I've been disenchanted with the single-tube guitar amp designs I've tried. There was never enough gain, and with only two vacuum devices in the signal chain, there isn't much "tubeyness" to the sound, either.

As a result, I've been converted to the belief that the signal has to go through quite a few slightly-distorting tube stages even to get a convincingly "tubey" clean tone, never mind a rich overdriven tone. Even in something simple like a Princeton Reverb the signal goes through no fewer than four slightly nonlinear active devices (I didn't count the cathodyne stage, which has so much local negative feedback that it's too linear to matter for guitar sound.)


-Gnobuddy
 
Nevertheless, the simplicity of a MOSFET source follower on the screen grid appeals to me greatly.
I agree, it's appealing simple. I hope you try it out and tell us how well it works. :)

I experimented with the even simpler idea of using bigger-than-usual screen resistors in my little 6AK6 amp, and wasn't enchanted with the results. The amp became cleaner at low output power levels, and when clipping did arrive, it arrived more abruptly. I probably should have anticipated that, since bigger screen resistors are actually a form of local negative feedback!

You've piqued my curiosity about power scaling in general now, and I'm starting to wonder what it would take to implement the whole enchilada - being able to scale screen voltage, anode voltage, and control grid (bias) voltage, all with the twist of one knob, with trimpots to set their relative rates and initial voltages. Hmm.


-Gnobuddy
 
You've piqued my curiosity about power scaling in general now, and I'm starting to wonder what it would take to implement the whole enchilada - being able to scale screen voltage, anode voltage, and control grid (bias) voltage, all with the twist of one knob, with trimpots to set their relative rates and initial voltages. Hmm.

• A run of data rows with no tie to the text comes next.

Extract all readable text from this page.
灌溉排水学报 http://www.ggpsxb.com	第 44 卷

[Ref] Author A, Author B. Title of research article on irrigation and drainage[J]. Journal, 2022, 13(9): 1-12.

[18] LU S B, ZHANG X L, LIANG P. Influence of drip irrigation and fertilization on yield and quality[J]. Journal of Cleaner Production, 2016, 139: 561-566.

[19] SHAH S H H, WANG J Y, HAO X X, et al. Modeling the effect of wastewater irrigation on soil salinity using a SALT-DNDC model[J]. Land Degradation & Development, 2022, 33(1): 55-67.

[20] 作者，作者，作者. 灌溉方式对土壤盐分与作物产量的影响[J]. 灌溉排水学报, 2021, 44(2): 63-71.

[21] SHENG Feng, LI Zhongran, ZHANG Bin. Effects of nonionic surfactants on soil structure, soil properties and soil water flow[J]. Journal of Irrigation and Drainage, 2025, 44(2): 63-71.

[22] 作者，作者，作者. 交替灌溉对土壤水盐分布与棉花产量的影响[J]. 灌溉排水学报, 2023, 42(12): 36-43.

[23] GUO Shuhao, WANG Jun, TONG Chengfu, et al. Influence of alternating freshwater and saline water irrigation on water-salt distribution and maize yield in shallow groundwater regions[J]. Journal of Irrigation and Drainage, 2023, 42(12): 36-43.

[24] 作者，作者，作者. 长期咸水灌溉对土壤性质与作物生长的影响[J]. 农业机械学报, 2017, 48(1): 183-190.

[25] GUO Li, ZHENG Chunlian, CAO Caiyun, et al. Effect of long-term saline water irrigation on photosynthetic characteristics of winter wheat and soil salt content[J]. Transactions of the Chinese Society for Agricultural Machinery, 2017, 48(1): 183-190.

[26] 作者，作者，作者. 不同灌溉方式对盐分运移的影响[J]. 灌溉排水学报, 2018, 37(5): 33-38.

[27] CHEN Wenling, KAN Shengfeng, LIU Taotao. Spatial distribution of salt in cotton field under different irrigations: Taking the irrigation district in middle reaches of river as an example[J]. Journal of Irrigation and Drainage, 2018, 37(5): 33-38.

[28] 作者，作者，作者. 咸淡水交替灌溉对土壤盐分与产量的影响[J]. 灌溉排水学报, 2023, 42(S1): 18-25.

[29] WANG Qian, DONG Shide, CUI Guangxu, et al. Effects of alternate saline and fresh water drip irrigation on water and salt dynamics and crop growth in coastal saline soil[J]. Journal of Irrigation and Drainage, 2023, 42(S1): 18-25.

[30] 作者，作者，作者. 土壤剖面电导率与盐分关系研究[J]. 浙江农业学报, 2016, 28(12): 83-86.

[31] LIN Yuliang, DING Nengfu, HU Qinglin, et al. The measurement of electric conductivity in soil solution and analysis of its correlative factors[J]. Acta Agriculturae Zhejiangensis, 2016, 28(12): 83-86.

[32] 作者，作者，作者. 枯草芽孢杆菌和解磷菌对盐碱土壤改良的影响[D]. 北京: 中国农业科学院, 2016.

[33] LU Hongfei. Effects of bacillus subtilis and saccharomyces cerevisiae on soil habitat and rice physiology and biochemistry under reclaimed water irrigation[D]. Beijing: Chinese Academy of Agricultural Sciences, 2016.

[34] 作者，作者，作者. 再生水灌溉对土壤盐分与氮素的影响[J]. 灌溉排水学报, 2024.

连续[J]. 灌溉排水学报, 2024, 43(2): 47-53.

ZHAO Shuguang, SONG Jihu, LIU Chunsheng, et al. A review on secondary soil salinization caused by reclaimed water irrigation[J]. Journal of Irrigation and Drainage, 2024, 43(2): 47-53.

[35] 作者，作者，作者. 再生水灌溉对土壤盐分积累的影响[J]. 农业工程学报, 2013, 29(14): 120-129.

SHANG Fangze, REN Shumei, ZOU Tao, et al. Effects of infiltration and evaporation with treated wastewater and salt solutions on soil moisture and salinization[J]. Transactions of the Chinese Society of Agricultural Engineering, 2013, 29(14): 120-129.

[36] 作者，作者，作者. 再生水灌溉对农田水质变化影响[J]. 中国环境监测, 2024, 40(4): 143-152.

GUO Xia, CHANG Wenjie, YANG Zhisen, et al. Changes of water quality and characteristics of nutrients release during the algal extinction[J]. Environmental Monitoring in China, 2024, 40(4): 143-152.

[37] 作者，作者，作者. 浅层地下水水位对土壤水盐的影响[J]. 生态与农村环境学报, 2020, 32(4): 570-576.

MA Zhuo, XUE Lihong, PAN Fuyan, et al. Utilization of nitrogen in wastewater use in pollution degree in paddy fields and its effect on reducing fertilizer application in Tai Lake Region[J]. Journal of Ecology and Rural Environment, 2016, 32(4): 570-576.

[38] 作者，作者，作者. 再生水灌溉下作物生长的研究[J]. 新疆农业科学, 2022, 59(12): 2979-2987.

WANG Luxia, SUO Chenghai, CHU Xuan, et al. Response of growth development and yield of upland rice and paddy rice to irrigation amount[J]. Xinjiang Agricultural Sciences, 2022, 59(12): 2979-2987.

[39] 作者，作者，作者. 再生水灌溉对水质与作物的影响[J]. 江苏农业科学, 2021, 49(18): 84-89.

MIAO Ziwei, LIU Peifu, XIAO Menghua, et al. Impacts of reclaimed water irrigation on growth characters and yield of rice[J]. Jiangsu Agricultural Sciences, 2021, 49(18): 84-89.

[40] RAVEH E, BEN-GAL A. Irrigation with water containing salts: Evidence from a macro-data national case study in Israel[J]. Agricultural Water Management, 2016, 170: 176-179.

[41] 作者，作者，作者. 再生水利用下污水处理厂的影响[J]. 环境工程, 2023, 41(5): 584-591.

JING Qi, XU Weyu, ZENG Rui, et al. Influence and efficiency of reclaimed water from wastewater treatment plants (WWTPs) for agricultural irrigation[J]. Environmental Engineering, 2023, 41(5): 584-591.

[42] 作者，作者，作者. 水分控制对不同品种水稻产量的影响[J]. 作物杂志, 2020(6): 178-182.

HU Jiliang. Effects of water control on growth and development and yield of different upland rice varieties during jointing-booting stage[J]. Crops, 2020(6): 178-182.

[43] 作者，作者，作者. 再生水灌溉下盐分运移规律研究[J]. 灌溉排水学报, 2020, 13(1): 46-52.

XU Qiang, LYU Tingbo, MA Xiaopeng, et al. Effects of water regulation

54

I suspect the trick set-up would be to have all the biases relate to B+, then just scale B+ and the rest will follow.
 
How well did you like the result?
As a beginner electronics project it was fine, but as noted in my web page I would not recommend it as a guitar amplifier. It might be okay with a 6CU8 pentode preamp/triode power amp, but I haven't made time to try that out yet. The parafeed output provides an extra filter stage by means of the transformer coupling cap, so it does afford some treble smoothing. With just the single triode in the preamp, though, it simply doesn't have the oomph to overdrive the output triode suitably.

I've been disenchanted with the single-tube guitar amp designs I've tried. There was never enough gain, and with only two vacuum devices in the signal chain, there isn't much "tubeyness" to the sound, either.

As a result, I've been converted to the belief that the signal has to go through quite a few slightly-distorting tube stages even to get a convincingly "tubey" clean tone, never mind a rich overdriven tone.
I would agree. One thought I had about the milliamp design was to put an LND150 in front as a boost circuit. I think that would probably work reasonably well to get the drive levels into the power amp up to reasonable levels. I'm not sure what it would do to the tone though.